Matabeleland North Correspondent
GOVERNMENT is worried about rampant disregard of procurement regulations, by senior bureaucrats who continue dealing with unregistered suppliers of goods and services despite being regularly flagged in audits.
Permanent Secretary in the Office of the President and Cabinet, Corporate Governance Unit and Procurement, Willard Manungo said of 203 procuring entities, 142 were non-compliant.
He was speaking at a public procurement conference hosted by the Procurement Regulatory Authority of Zimbabwe (Praz) in Victoria Falls Friday.
“In order to improve accountability and transparency in emergency spending, PRAZ has set aside oversight performance matrix and evaluations for each procuring entity. I have been duly informed through the periodic PRAZ reports emanating from its monitoring and evaluation processes that whilst 203 procuring entities (59 percent) have been complying with the emergency procurement reporting guidelines for Cocid-19, 142 procuring entities (41 percent) are not fully complying with set Covid-19 emergency protocols,” Manungo said.
He said 37 percent of procuring entities have not been registered with Praz and a significant number of procurements (73 percent) have had no or inadequate supporting documents.
“While the PPDPA set the procurement record adequacy level standard at 100 percent, the assessment of Covid-19 of Covid-19 emergency procurement by PRAZ indicated an overall record adequacy level of 44
percent with local authorities being at 41 percent, Ministries 35 percent, parastatals 46 percent and commissions ate 37 percent. In addition considerable procurements are still being done outside the framework arrangements,” said Manungo.
Officially opening the same event, Vice President Costantino Chiwenga said the Covid-19 pandemic has created significant corruption opportunities and procurement law compliance challenges, not only in Zimbabwe but across the globe.
He said Zimbabwe uses Praz and the Zimbabwe Anti-Corruption Commission (ZACC) to uproot the scourge of corruption in public procurement.
“As Government we are concerned about the low levels of compliance by procuring entities with the procurement law as reported by PRAZ. Three ears after implementation of procurement reforms began compliance levels are still far from where we want them to be.

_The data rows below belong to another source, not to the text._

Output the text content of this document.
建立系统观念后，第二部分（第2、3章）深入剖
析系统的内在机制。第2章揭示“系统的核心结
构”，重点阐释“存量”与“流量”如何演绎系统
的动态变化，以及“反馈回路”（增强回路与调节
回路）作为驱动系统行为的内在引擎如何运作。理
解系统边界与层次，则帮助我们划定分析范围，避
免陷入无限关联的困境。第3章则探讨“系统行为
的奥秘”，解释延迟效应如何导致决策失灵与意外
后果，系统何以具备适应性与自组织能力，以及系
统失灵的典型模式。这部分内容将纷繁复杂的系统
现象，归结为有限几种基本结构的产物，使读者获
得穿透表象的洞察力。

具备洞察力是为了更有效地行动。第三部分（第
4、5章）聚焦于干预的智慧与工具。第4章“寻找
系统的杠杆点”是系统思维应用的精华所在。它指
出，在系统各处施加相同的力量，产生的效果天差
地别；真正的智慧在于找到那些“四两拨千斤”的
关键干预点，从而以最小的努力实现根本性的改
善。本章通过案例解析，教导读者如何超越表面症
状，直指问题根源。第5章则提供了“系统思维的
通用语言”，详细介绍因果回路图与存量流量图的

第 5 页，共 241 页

“We are now past our two-year transitional period during which we expected all our procuring entities to acquaint themselves fully with the procurement law and for the practitioners to self-develop by acquiring professional qualifications. We were expecting 100 percent compliance by this time and nothing less,” Chiwenga said.
He also said members of the public who fail to report acts of corruption by any public or private sector official are also guilty of corruption, a cancer that threatens the country’s development.
“Among other agencies of the state, Praz is central to the achievement of our development objectives as it plays the vital role of regulating procurement in the entire public sector. I would like to make it clear that if a public procurement official solicits or extorts a bribe from you, but you are unwilling or afraid to expose the official by reporting the crime, it means that you are not only equally to blame, but also corrupt. This is because the highest risk of corruption for the Government lies in public procurement. A citizen who is aware of corruption which has taken place and is unwilling or afraid to expose perpetrators by reporting the matter to the responsible authorities,” he said.
The conference ended Friday and the theme was: “Balancing emergencies with efficiency and integrity.”